A ideia original foi posta em prática em 2005, ao participar na exposição da ExperimentaDesign, My World New Crafts, com vinte malas produzidas pelos seniores com quem trabalhava num centro de dia de Setúbal. Ter coordenado as equipas portuguesas do Entre Gerações, programa de envelhecimento e coesão social da Gulbenkian, ajudou a dar o salto para formar a sua própria associação, sob o lema “o design é o fermento para o crescimento das comunidades”. Em 2015, o projeto financiado pela Câmara Municipal de Lisboa (35 mil euros em 2014) e apoiado pela Junta de Freguesia da Misericórdia, prevê montar ainda um laboratório de serigrafia.
Com as livas da primeira coleção já esgotadas, seguem-se novos trabalhos em almofadas
Velhos artesãos emergentes
Aos 78 anos, Fernanda Martins viu a sua fotografia na montra da Arte Assinada, no Largo Trindade Coelho. Destemida, aproximou-se e não escondeu o ar incrédulo. A culpa era do tamanho e visibilidade do cartaz onde se lê “A avó esteve a trabalhar para aquecer as suas mãos.” A sua genica e boa disposição foram determinantes para ser escolhida como rosto da primeira coleção. Orgulhosa, fez-se fotografar posando ao lado de si própria.
Susana e Ângelo almejam fazer uma coleção por cada participante. Um a um, entram curiosos na loja onde está à venda o seu trabalho.
Com uma máquina de tricotar em casa desde o tempo em que os filhos eram pequenos, Benvinda Rebelo, 70 anos, a frequentar o centro há quatro anos, ficou entusiasmada quando viu o par de luvas que bordou envolto em papel de seda, dentro de uma bonita caixa de cartão, e com uma etiqueta personalizada com a sua fotografia.

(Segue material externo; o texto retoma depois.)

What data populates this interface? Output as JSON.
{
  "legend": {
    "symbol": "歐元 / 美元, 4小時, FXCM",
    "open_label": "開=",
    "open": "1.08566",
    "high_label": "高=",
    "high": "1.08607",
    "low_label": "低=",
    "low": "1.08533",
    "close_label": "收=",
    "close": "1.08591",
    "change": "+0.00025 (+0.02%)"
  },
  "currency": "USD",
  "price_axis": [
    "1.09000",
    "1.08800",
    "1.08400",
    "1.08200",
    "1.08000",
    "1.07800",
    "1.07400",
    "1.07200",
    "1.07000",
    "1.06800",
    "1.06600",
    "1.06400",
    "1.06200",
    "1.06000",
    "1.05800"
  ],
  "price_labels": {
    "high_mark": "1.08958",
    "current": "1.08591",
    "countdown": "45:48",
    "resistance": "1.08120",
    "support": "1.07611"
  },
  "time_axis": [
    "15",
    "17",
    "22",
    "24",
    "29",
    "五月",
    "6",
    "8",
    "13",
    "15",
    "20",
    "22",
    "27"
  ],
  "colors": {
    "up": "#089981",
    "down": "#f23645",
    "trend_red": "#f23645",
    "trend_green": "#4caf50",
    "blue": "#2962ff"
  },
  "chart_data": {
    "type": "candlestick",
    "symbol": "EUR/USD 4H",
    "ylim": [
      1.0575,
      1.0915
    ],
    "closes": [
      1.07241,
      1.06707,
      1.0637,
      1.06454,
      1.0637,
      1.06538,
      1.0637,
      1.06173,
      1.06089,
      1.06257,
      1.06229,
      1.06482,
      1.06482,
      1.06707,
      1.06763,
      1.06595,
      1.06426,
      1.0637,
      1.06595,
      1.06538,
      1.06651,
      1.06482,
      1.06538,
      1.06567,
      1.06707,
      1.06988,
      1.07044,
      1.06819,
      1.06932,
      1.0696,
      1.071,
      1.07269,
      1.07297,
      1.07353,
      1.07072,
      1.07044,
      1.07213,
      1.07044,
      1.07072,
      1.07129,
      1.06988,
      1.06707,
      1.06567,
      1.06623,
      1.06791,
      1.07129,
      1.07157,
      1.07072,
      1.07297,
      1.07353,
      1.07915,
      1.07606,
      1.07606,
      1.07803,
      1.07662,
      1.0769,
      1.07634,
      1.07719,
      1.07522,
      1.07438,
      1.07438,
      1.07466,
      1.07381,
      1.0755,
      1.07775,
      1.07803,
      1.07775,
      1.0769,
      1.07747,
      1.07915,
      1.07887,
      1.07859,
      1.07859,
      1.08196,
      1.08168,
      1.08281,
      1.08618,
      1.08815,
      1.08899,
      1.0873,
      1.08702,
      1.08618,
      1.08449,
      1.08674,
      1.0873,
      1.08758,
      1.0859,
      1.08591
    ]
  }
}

De regresso à “escola”, Domingo Vaz, 68 anos, antigo estivador galego, da aldeia fronteiriça de Guntumil, conta que já conhecia Elisa, 83 anos, da vizinha povoação de Tourém e depois de Lisboa, quando lhe comprava azeitonas e tremoços no Mercado da Ribeira. Hoje, são colegas de carteira na aula de lavores. O estivador reformado começou por fazer flores de papel mas agora tem em mãos 47 mil tiras de tecido para fazer um tapete de esmirna e não exclui a hipótese de “arriscar no bordado”.
Haja saúde pois nem sempre as maleitas dos ossos ou a falta de visão lhes permitem dar uso às linhas e agulhas. Mas já ninguém abdica de uma tarde entre amigos.